In 2014, the City of Sacramento’s construction valuation (which tracks the dollar amount of issued permits) was $390 million, but by June 2018, that valuation will be about $1.5 billion (adjusted for inflation), according to Ryan DeVore, Sacramento’s community development director.
“The activity has taken such a large jump, we’re trying to respond in a responsible and strategic way and, at the same time, not overdo it by hiring too many people,” he says.
With all that activity, the city’s permitting process needed a makeover. Last fall, the City launched a series of workshops to figure out strategies to help applicants, asking questions such as: Could permits be issued faster? Did existing policies need to be updated? Would automation streamline the process?

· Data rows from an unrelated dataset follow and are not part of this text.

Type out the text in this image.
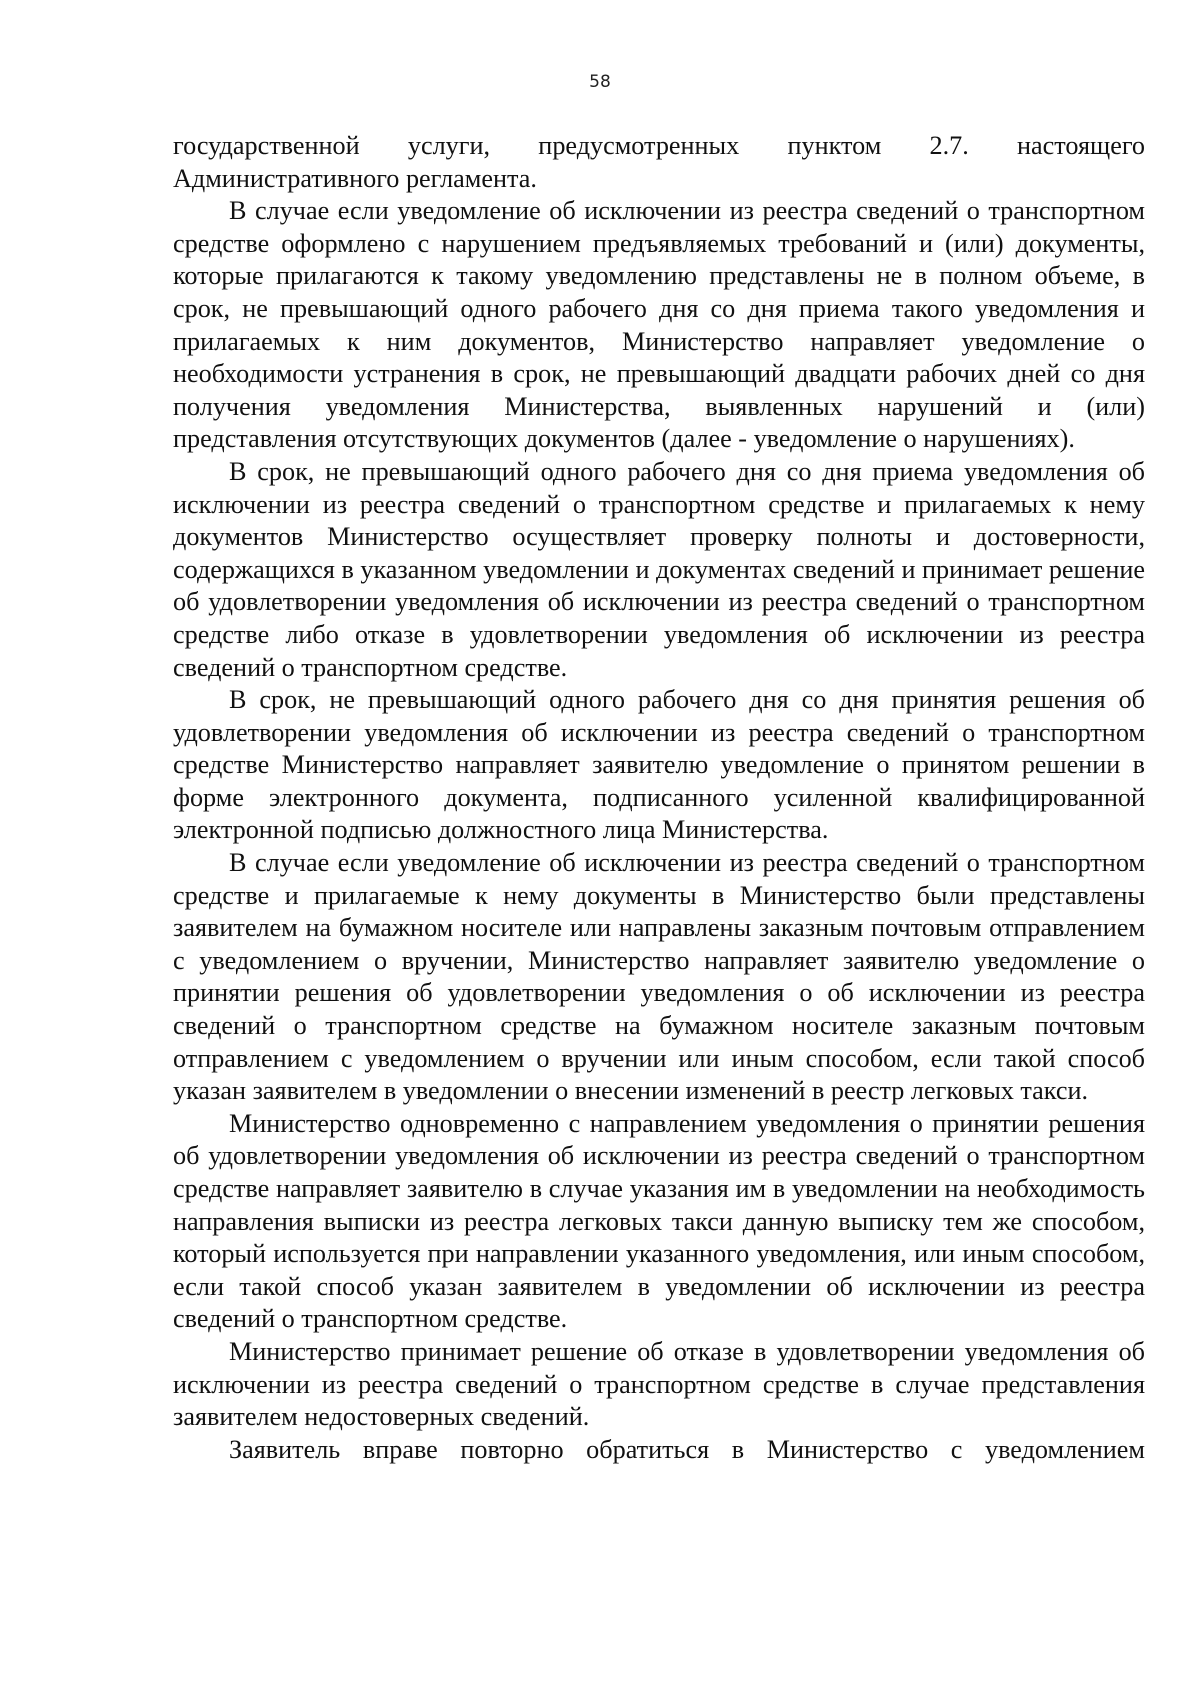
58

государственной услуги, предусмотренных пунктом 2.7. настоящего Административного регламента.

В случае если уведомление об исключении из реестра сведений о транспортном средстве оформлено с нарушением предъявляемых требований и (или) документы, которые прилагаются к такому уведомлению представлены не в полном объеме, в срок, не превышающий одного рабочего дня со дня приема такого уведомления и прилагаемых к ним документов, Министерство направляет уведомление о необходимости устранения в срок, не превышающий двадцати рабочих дней со дня получения уведомления Министерства, выявленных нарушений и (или) представления отсутствующих документов (далее - уведомление о нарушениях).

В срок, не превышающий одного рабочего дня со дня приема уведомления об исключении из реестра сведений о транспортном средстве и прилагаемых к нему документов Министерство осуществляет проверку полноты и достоверности, содержащихся в указанном уведомлении и документах сведений и принимает решение об удовлетворении уведомления об исключении из реестра сведений о транспортном средстве либо отказе в удовлетворении уведомления об исключении из реестра сведений о транспортном средстве.

В срок, не превышающий одного рабочего дня со дня принятия решения об удовлетворении уведомления об исключении из реестра сведений о транспортном средстве Министерство направляет заявителю уведомление о принятом решении в форме электронного документа, подписанного усиленной квалифицированной электронной подписью должностного лица Министерства.

В случае если уведомление об исключении из реестра сведений о транспортном средстве и прилагаемые к нему документы в Министерство были представлены заявителем на бумажном носителе или направлены заказным почтовым отправлением с уведомлением о вручении, Министерство направляет заявителю уведомление о принятии решения об удовлетворении уведомления о об исключении из реестра сведений о транспортном средстве на бумажном носителе заказным почтовым отправлением с уведомлением о вручении или иным способом, если такой способ указан заявителем в уведомлении о внесении изменений в реестр легковых такси.

Министерство одновременно с направлением уведомления о принятии решения об удовлетворении уведомления об исключении из реестра сведений о транспортном средстве направляет заявителю в случае указания им в уведомлении на необходимость направления выписки из реестра легковых такси данную выписку тем же способом, который используется при направлении указанного уведомления, или иным способом, если такой способ указан заявителем в уведомлении об исключении из реестра сведений о транспортном средстве.

Министерство принимает решение об отказе в удовлетворении уведомления об исключении из реестра сведений о транспортном средстве в случае представления заявителем недостоверных сведений.

Заявитель вправе повторно обратиться в Министерство с уведомлением
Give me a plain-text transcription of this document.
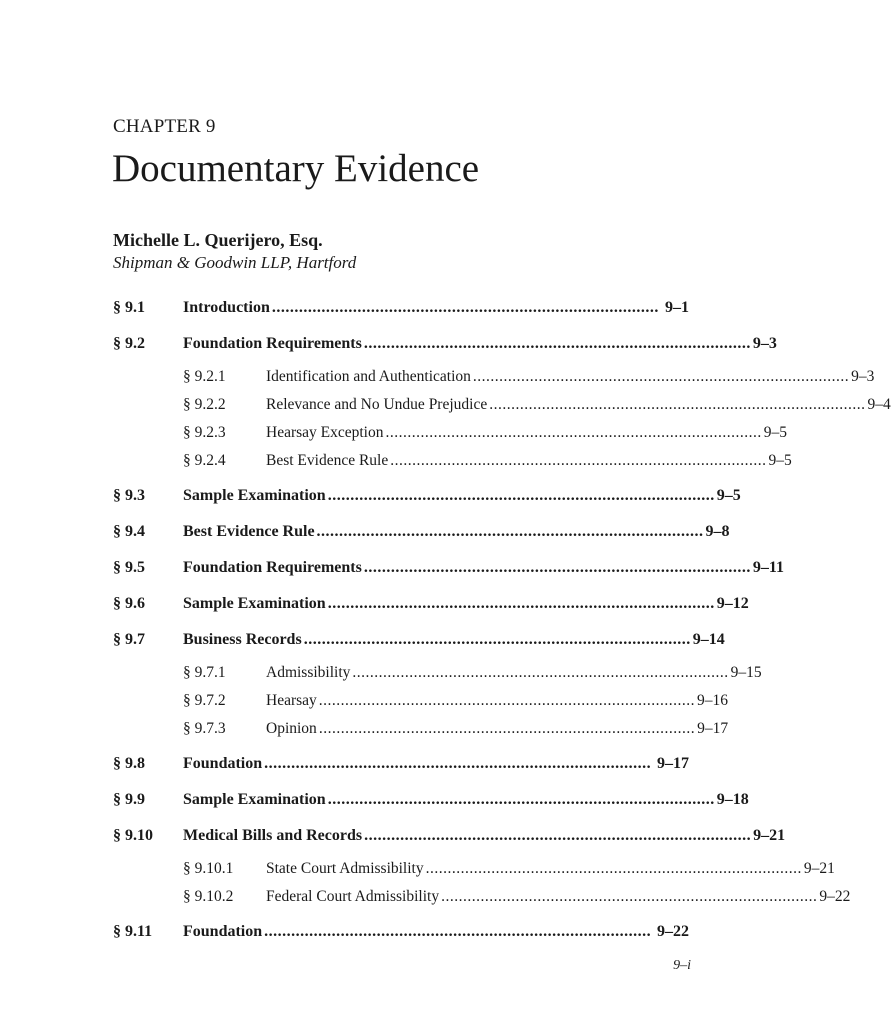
CHAPTER 9
Documentary Evidence
Michelle L. Querijero, Esq.
Shipman & Goodwin LLP, Hartford
§ 9.1	Introduction ...................................................................................... 9–1
§ 9.2	Foundation Requirements ...................................................................................... 9–3
§ 9.2.1	Identification and Authentication ...................................................................................... 9–3
§ 9.2.2	Relevance and No Undue Prejudice ...................................................................................... 9–4
§ 9.2.3	Hearsay Exception ...................................................................................... 9–5
§ 9.2.4	Best Evidence Rule ...................................................................................... 9–5
§ 9.3	Sample Examination ...................................................................................... 9–5
§ 9.4	Best Evidence Rule ...................................................................................... 9–8
§ 9.5	Foundation Requirements ...................................................................................... 9–11
§ 9.6	Sample Examination ...................................................................................... 9–12
§ 9.7	Business Records ...................................................................................... 9–14
§ 9.7.1	Admissibility ...................................................................................... 9–15
§ 9.7.2	Hearsay ...................................................................................... 9–16
§ 9.7.3	Opinion ...................................................................................... 9–17
§ 9.8	Foundation ...................................................................................... 9–17
§ 9.9	Sample Examination ...................................................................................... 9–18
§ 9.10	Medical Bills and Records ...................................................................................... 9–21
§ 9.10.1	State Court Admissibility ...................................................................................... 9–21
§ 9.10.2	Federal Court Admissibility ...................................................................................... 9–22
§ 9.11	Foundation ...................................................................................... 9–22
9–i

Related: When it comes to crafting stronger permitting processes, communication is key
In October, it hired Roy Hernandez, president of ThirdWave, an L.A.-based systems integration consulting firm, to moderate the workshops attended by both City staff and representatives from the building industry. At the City’s community development offices at 300 Richards Blvd., he worked with staff to analyze existing permitting models: processes, staffing, practices and data. By bringing the two groups together, both sides could identify challenges and determine solutions from a holistic perspective, he says. Out of these workshops came 108 different potential solutions. One of them is as simple as updating decades-old policies that require applicants to fill out the same information over and over.
In his 30 years of working with local governments across 350 cities in the U.S. and Canada, Hernandez has never seen a collaboration quite like this. “In my experience, it was the first time city employees got to hear how the policies impacted the private sector directly and the broader community,” he says, adding that about a dozen of Sacramento’s largest homebuilders attended.
John Griffin, president of Del Paso Homes, was there. He says the talks helped him better understand public sector problems, such as outdated policies, lack of technology and lack of training for new employees. These things create hiccups in the process and communication breakdowns. But will efforts like these workshops amount to real change?
“There’s a misunderstanding between the development community and the bureaucracy on how jobs get done,” he says. “We understand 30 percent of what they do. They understand 30 percent of what we do. We’ve taken the first step, but if we don’t follow up with three or four more, we won’t see any improvement.”